So your mouth tastes like sunshine, baby, but your eyes are all cool buried in my arms
– Ağzının tadı güneş ışığı gibi bebeğim ama gözlerin kollarıma gömülmüş harika
And the breeze takes us deeper and further into the heart of a moment that is gone
– Ve esinti bizi daha da derinlere götürüyor ve giden bir anın kalbine daha da derinleşiyor
And the scent of your heartache, baby, and the taste of your blood, run within me
– Ve kalp ağrının kokusu bebeğim ve kanının tadı içimde akıyor
And there are red flowers in your spit when you enter my mouth under the bed, down on the floor
– Ve ağzıma yatağın altına, yere düştüğünde tükürüğünde kırmızı çiçekler var.
So take me under the floorboards; I would love to feel like wood
– Zeminin altında Götür Beni; odun gibi hissetmek isterdim
Take me back to the retards; cause the world just make me sick
– Beni gerizekalılara geri götür çünkü dünya beni hasta ediyor.

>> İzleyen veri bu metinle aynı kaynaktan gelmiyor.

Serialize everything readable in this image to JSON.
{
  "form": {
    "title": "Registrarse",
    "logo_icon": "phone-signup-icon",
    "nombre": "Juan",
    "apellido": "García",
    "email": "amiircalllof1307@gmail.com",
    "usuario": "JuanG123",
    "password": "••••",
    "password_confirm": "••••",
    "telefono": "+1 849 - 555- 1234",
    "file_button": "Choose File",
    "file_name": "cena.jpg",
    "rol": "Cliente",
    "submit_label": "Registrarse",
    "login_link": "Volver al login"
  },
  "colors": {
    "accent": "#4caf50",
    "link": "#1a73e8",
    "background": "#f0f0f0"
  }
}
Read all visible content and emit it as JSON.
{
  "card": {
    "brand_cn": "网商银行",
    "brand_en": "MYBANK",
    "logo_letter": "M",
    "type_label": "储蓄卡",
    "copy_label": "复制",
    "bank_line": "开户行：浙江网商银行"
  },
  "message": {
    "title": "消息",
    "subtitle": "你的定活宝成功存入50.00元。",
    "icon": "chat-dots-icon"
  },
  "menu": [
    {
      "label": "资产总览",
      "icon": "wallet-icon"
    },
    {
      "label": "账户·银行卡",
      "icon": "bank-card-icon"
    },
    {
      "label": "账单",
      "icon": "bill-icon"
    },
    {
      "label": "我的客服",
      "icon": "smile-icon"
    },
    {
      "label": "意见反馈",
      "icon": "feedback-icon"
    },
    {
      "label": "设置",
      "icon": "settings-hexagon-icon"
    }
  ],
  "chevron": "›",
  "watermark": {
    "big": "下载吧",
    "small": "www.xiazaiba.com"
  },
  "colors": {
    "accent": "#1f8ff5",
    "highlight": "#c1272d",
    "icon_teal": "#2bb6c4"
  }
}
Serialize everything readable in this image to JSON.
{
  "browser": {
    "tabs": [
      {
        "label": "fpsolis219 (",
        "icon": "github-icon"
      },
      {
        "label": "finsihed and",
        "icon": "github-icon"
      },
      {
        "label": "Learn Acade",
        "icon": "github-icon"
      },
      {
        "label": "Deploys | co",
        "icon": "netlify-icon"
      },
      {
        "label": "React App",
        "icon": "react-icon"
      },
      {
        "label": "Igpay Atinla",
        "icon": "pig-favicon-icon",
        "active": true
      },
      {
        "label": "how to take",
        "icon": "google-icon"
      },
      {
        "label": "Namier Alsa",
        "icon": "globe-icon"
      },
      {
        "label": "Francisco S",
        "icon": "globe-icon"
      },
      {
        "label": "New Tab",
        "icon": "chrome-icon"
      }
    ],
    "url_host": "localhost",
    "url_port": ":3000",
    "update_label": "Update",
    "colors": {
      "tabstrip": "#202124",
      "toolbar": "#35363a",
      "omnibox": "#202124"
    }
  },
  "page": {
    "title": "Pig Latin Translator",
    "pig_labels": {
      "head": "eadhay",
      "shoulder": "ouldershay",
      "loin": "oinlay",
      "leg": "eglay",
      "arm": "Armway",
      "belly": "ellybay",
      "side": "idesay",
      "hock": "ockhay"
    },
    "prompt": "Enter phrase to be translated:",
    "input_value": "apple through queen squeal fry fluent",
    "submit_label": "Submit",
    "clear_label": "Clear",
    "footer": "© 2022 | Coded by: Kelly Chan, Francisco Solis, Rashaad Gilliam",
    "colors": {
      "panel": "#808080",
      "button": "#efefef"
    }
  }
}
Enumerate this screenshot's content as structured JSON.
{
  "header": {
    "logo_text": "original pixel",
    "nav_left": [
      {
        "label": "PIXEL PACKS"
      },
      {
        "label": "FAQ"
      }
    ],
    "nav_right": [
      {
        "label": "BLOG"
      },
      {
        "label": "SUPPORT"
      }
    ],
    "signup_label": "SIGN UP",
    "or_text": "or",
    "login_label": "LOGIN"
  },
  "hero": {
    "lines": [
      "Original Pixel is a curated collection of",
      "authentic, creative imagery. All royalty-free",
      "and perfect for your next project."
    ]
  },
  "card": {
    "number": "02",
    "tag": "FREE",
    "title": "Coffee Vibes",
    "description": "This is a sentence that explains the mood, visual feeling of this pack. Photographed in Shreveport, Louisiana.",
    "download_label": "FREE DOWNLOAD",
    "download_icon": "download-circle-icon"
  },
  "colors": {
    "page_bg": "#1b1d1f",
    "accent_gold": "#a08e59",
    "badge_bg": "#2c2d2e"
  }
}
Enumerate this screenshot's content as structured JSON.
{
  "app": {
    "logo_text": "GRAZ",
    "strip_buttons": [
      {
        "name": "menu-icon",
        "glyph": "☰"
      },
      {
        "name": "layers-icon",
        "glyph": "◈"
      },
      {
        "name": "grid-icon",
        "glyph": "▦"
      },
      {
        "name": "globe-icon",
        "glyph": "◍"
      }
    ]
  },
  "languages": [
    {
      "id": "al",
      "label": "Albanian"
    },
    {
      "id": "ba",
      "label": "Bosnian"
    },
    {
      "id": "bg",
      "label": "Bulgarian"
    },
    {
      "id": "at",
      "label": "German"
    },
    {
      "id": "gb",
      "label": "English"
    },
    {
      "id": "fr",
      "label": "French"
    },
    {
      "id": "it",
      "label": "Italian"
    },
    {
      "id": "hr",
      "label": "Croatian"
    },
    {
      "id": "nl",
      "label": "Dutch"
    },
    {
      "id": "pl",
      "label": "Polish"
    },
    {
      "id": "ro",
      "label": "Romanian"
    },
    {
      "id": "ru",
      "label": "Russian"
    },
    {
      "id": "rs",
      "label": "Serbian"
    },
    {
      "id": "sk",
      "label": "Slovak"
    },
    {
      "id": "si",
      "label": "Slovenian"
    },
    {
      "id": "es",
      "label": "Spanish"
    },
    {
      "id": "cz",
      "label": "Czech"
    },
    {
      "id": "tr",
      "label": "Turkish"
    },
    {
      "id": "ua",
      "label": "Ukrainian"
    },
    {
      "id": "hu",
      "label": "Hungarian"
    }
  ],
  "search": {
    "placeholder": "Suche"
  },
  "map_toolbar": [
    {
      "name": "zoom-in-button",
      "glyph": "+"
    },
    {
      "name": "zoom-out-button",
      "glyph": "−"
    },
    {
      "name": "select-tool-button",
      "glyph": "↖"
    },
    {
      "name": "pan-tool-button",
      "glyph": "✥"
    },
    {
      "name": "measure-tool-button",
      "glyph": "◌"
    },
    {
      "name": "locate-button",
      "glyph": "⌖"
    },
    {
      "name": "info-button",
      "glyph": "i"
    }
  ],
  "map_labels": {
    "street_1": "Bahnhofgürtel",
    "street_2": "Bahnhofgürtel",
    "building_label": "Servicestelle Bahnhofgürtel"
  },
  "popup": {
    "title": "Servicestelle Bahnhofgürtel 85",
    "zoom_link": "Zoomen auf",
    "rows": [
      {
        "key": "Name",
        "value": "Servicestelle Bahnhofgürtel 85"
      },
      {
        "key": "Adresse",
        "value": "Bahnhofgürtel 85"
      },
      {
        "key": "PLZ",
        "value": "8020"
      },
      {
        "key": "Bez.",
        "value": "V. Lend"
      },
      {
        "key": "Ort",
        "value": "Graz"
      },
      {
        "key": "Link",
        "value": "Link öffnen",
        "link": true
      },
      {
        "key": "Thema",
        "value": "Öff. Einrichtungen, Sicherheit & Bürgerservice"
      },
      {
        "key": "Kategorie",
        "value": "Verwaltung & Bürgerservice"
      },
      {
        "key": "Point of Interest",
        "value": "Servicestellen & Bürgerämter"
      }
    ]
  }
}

There are colors in the air when I fall to the ground
– Yere düştüğümde havada renkler var
How we’d love to fall more often
– Daha sık düşmeyi nasıl isteriz
There’s a band in our cellar, baby, and they’re playing a song of the drunks in the street
– Bodrumumuzda bir grup var bebeğim ve onlar sokaktaki sarhoşların şarkısını çalıyorlar.
And I can hear when they’re playing their love songs cause the kids in the yard stop playing with their toys
– Ve aşk şarkılarını çalarken duyabiliyorum çünkü bahçedeki çocuklar oyuncaklarıyla oynamayı bırakıyorlar.
So take me under the schoolyard, there are kids there who got lost
– Beni okul bahçesinin altına götür, orada kaybolan çocuklar var.
Their mouths all shouting asphalt and their bodies torn apart
– Ağızları asfalt bağırıyor ve vücutları parçalanıyor
There are colors in the air when I fall to the ground
– Yere düştüğümde havada renkler var
I can sense a world of heartache
– Bir gönül yarası dünyasını hissedebiliyorum
But I love the sound
– Ama bu sese bayılıyorum.
Of your hair
– Saçının
When it falls down from the pillow late at night
– Gece geç saatlerde yastıktan düştüğünde
On the brink of illusion, it’s the devil in my eyes
– Yanılsamanın eşiğinde, gözlerimdeki şeytan
Waiting for the moment to kill me inside
– Beni içeride öldürmek için anı bekliyorum.
How we’d love to die more often
– Daha sık ölmeyi nasıl isteriz
So take my hands, love, there’s a burst inside our minds
– Öyleyse ellerimi tut aşkım, aklımızda bir patlama var.
Feel my hands, love, cause I’m numb from the neck down
– Ellerimi hisset aşkım, çünkü boynum uyuştu
And there is fire, love, on the balcony right here
– Ve burada balkonda ateş var aşkım.
I can see our bodies burn but sense no fear
– Vücudumuzun yandığını görebiliyorum ama korku duymuyorum.
And your mouth tastes like sunshine, baby, but your eyes are all cool buried in my arms
– Ağzının tadı güneş ışığı gibi bebeğim ama gözlerin kollarıma gömülmüş harika
And everything matters for a second as we fall to the floor
– Ve yere düştüğümüzde her şey bir saniyeliğine önemli

The Rumour Said Fire – The Balcony İngilizce Şarkı Sözleri Türkçe Anlamları
yazarı:
Etiketler:
Bir yanıt yazın
Yorum yapabilmek için oturum açmalısınız.